= Melchior Goldast =

Swiss jurist (1578–1635)

Melchior Goldast von Haiminsfeld (Goldastus) (6 January 1576 or 1578, Switzerland – Gießen, Germany, 1635) was a Swiss jurist and an industrious though uncritical collector of documents relating to the medieval history and constitution of Germany. He was a Calvinist writer of note.

==Life==
He was born to poor Protestant parents near Bischofszell, in the Swiss canton of Thurgau. His university career, first at Ingolstadt (1595–1596) and then at Altdorf bei Nürnberg (1597–1598), was cut short by his poverty, from which he suffered all his life and which was the main cause of his wanderings. In 1598, he found a rich protector in Bartholomaeus Schobinger of St. Gall, who enabled him to study at St. Gall (where he first became interested in medieval documents, which abound in the Abbey of St. Gall) and elsewhere in Switzerland. The year before his patron's death in 1604, he became secretary to Henri, duc de Bouillon, with whom he went to Heidelberg and Frankfurt. In 1604, he entered the service of the Baron von Hohensax, the possessor of the Codex Manesse, the precious manuscript volume of old German Minnesänger of which Goldast published excerpts.

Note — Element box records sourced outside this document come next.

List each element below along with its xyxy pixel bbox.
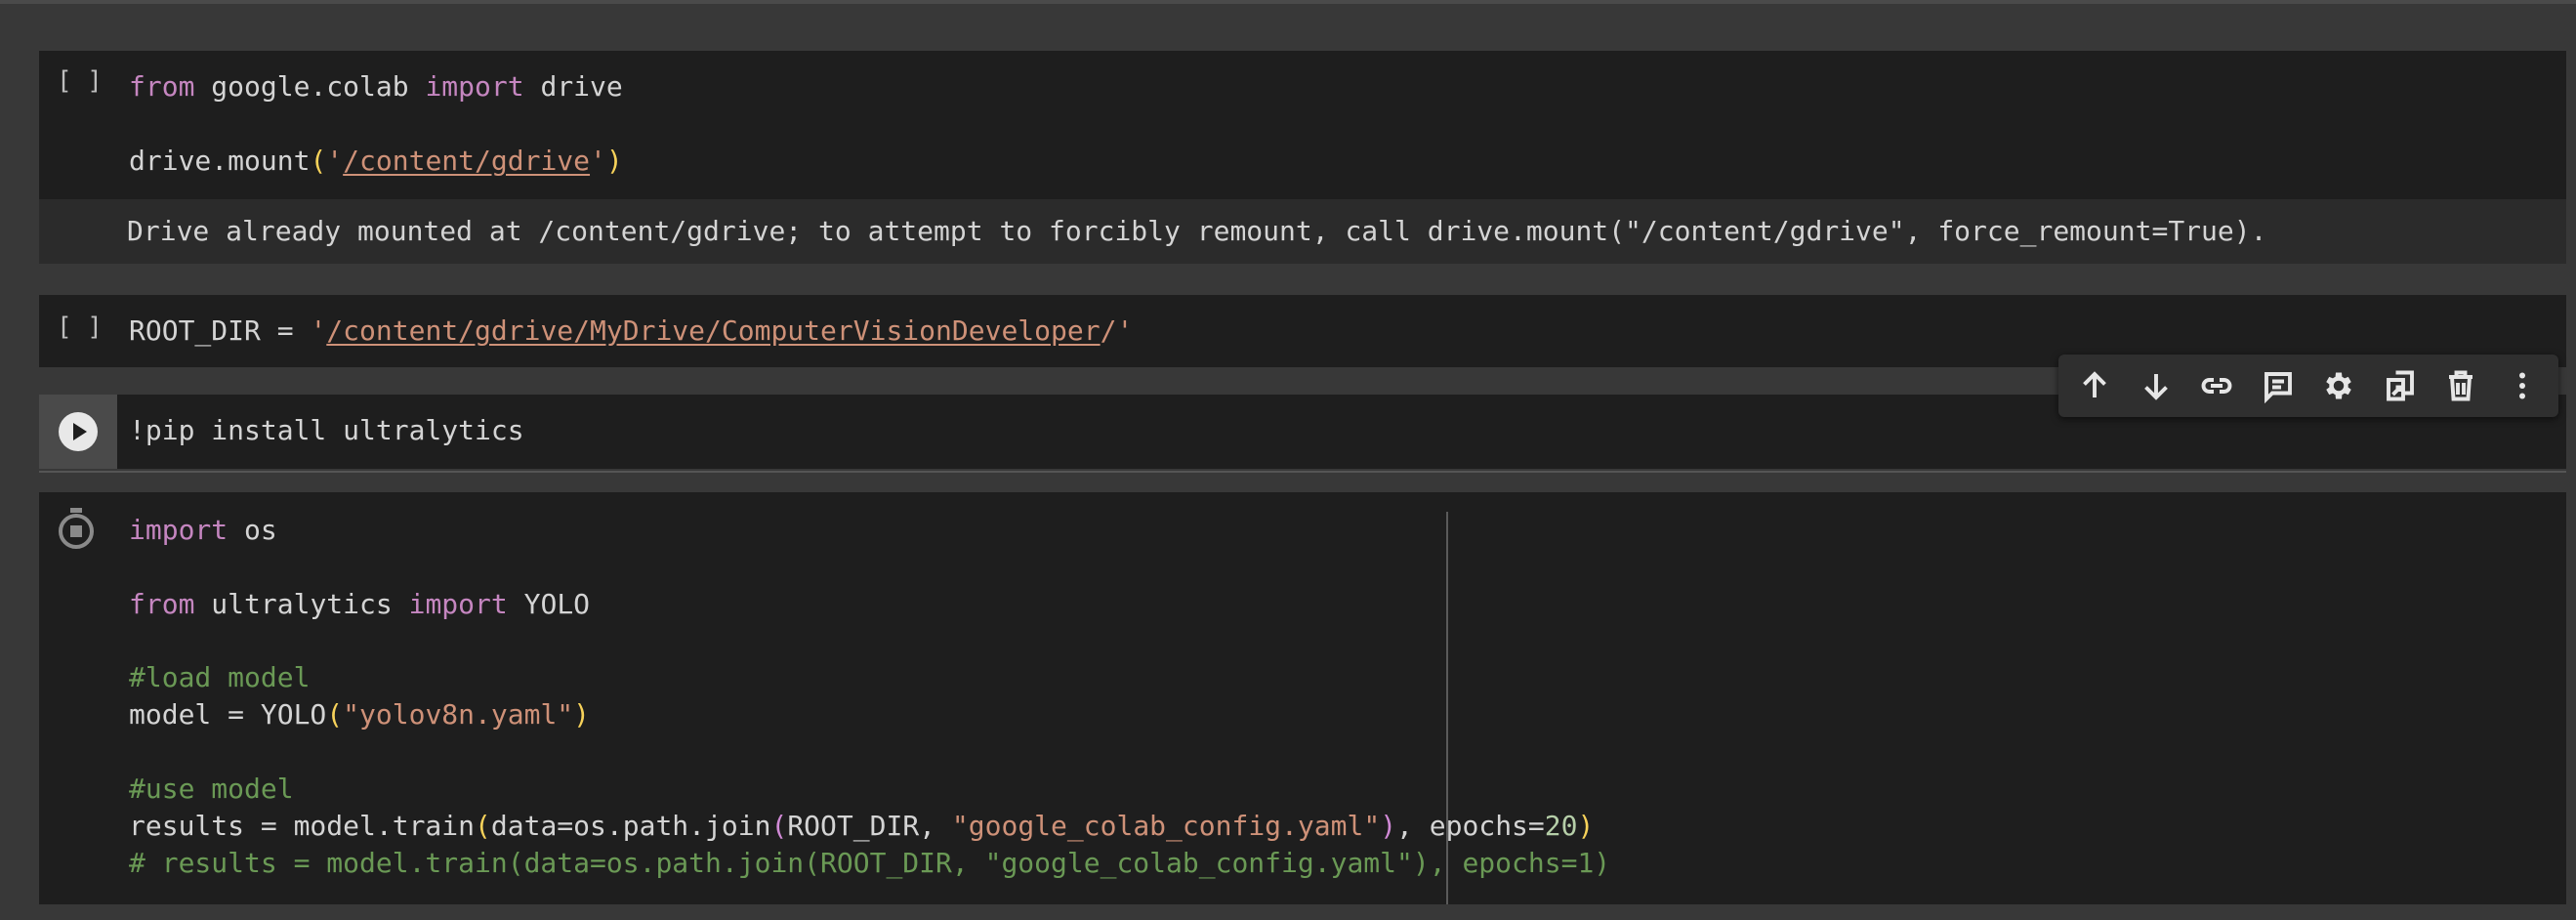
paren: ): [1577, 810, 1595, 842]
quote: ': [590, 145, 606, 177]
string: "google_colab_config.yaml": [951, 810, 1381, 842]
code-cell-train-model[interactable]: import os from ultralytics import YOLO #…: [39, 492, 2566, 904]
code-line-7[interactable]: # results = model.train(data=os.path.joi…: [129, 845, 1610, 882]
keyword: from: [129, 70, 195, 103]
paren: ): [605, 145, 623, 177]
path-link[interactable]: /content/gdrive/MyDrive/ComputerVisionDe…: [326, 314, 1100, 347]
code-line-4[interactable]: model = YOLO("yolov8n.yaml"): [129, 696, 590, 733]
paren: (: [326, 698, 344, 731]
code-line-1[interactable]: !pip install ultralytics: [129, 412, 524, 449]
cell-toolbar: [2058, 355, 2558, 417]
code-text: YOLO: [507, 588, 591, 620]
comment: #use model: [129, 773, 294, 805]
trash-icon[interactable]: [2437, 362, 2484, 409]
quote: ': [326, 145, 344, 177]
path-link[interactable]: /content/gdrive: [343, 145, 590, 177]
code-line-3[interactable]: #load model: [129, 659, 310, 696]
play-icon[interactable]: [59, 412, 98, 451]
keyword: import: [425, 70, 524, 103]
colab-notebook: [ ] from google.colab import drive drive…: [0, 0, 2576, 920]
number: 20: [1544, 810, 1578, 842]
arrow-up-icon[interactable]: [2071, 362, 2118, 409]
keyword: import: [129, 514, 229, 546]
run-cell-area[interactable]: [39, 395, 117, 469]
mirror-cell-icon[interactable]: [2377, 362, 2424, 409]
cell-execution-count[interactable]: [ ]: [57, 313, 103, 342]
cell-output: Drive already mounted at /content/gdrive…: [39, 199, 2566, 264]
keyword: import: [408, 588, 508, 620]
code-text: ultralytics: [194, 588, 409, 620]
output-text: Drive already mounted at /content/gdrive…: [127, 215, 2267, 247]
link-icon[interactable]: [2193, 362, 2240, 409]
code-text: os: [228, 514, 277, 546]
code-text: results = model.train: [129, 810, 476, 842]
stop-execution-icon[interactable]: [59, 508, 94, 549]
paren: (: [310, 145, 327, 177]
comment: # results = model.train(data=os.path.joi…: [129, 847, 1611, 879]
quote: ': [310, 314, 327, 347]
code-text: ROOT_DIR =: [129, 314, 311, 347]
keyword: from: [129, 588, 195, 620]
paren: ): [1380, 810, 1397, 842]
code-line-5[interactable]: #use model: [129, 771, 294, 808]
code-line-1[interactable]: import os: [129, 512, 277, 549]
code-text: drive.mount: [129, 145, 311, 177]
code-line-6[interactable]: results = model.train(data=os.path.join(…: [129, 808, 1594, 845]
code-text: data=os.path.join: [490, 810, 771, 842]
code-text: model = YOLO: [129, 698, 327, 731]
paren: (: [770, 810, 788, 842]
ruler-guide-line: [1446, 512, 1448, 904]
comment: #load model: [129, 661, 311, 693]
quote: /': [1100, 314, 1134, 347]
code-cell-drive-mount[interactable]: [ ] from google.colab import drive drive…: [39, 51, 2566, 199]
top-border: [0, 0, 2576, 4]
arrow-down-icon[interactable]: [2133, 362, 2180, 409]
code-text: drive: [523, 70, 623, 103]
cell-separator: [39, 471, 2566, 473]
cell-execution-count[interactable]: [ ]: [57, 66, 103, 96]
code-text: , epochs=: [1396, 810, 1545, 842]
code-text: !pip install ultralytics: [129, 414, 524, 446]
string: "yolov8n.yaml": [343, 698, 574, 731]
paren: ): [573, 698, 591, 731]
more-vert-icon[interactable]: [2499, 362, 2546, 409]
code-line-1[interactable]: from google.colab import drive: [129, 68, 623, 105]
gear-icon[interactable]: [2315, 362, 2362, 409]
code-line-1[interactable]: ROOT_DIR = '/content/gdrive/MyDrive/Comp…: [129, 313, 1133, 350]
paren: (: [475, 810, 491, 842]
comment-icon[interactable]: [2255, 362, 2302, 409]
code-text: ROOT_DIR,: [787, 810, 952, 842]
code-line-2[interactable]: from ultralytics import YOLO: [129, 586, 590, 623]
code-text: google.colab: [194, 70, 426, 103]
code-line-2[interactable]: drive.mount('/content/gdrive'): [129, 143, 623, 180]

Soon he was back in Switzerland, and by 1606 in Frankfurt, earning his living by preparing and correcting books for the press. In 1611, he was appointed councillor at the court of Saxe-Weimar, and in 1615 he entered the service of Graf Ernst von Schaumburg at Buckeburg. In 1624, he was forced by developments in the Thirty Years War to retire to Bremen; there in 1625, he deposited his library in that of the town, (Note: His books were bought by the town in 1646, but many of his manuscripts passed to Queen Christina of Sweden, and hence are now in the Vatican Library.) he himself returning to Frankfurt. In 1627, he became councillor to Emperor Ferdinand II and to the archbishop-elector of Trier, and in 1633 passed to the service of the landgrave of Hesse-Darmstadt. He died at Gießen early in 1635.

==Publications==
His immense industry is shown by the fact that his biographer, Heinrich Christian Senckenberg, gives a list of 65 works published or written by him, some extending to several substantial volumes. Among the more important are his Paraeneticorum veterum pars i. (1604), which contained the old German tales of Kunig Tyrol von Schotten, the Winsbeke and the Winsbekin; Suevicarum rerum scriptores (Frankfurt, 1605, new edition, 1727); Rerum Alamannicarum scriptores (Frankfurt, 1606, new edition by Senckenburg, 1730); Constitutiones imperiales (Frankfurt, 1607–1613, 4 vols.); Monarchia sacri Romani imperii (Hanover and Frankfurt, 1612–1614, 3 vols.); and Commentarii de regni Bohemiae juribus (Frankfurt, 1627, new edition by Schmink, 1719). He also edited Jacques Auguste de Thou's Historia sui temporis (1609–1610) and the works of Willibald Pirckheimer (1610).

In 1688, a volume of letters addressed to him by his learned friends was published.

He is generally considered to be the forger of the Soranian Letters, supposedly the correspondence between Antony, Cleopatra, and the physician Soranus.

==Bibliography==
- Dunphy, Graeme (2008). "Humanismus in der deutschen Literatur des Mittelalters und der Frühen Neuzeit"
- Andrew, J. N., History of the Sabbath and First Day of the Week (2nd ed.), Battle Creek, Michigan: Steam Press of the Seventh-Day Adventist Publishing Assn., 1873.
- This work in turn cites:
  - Heinrich Christian Senckenberg, Life prefixed to his 1730 edition of Goldast's Works.
  - R. von Raumer, Geschichte der germanischen Philologie (Munich, 1870).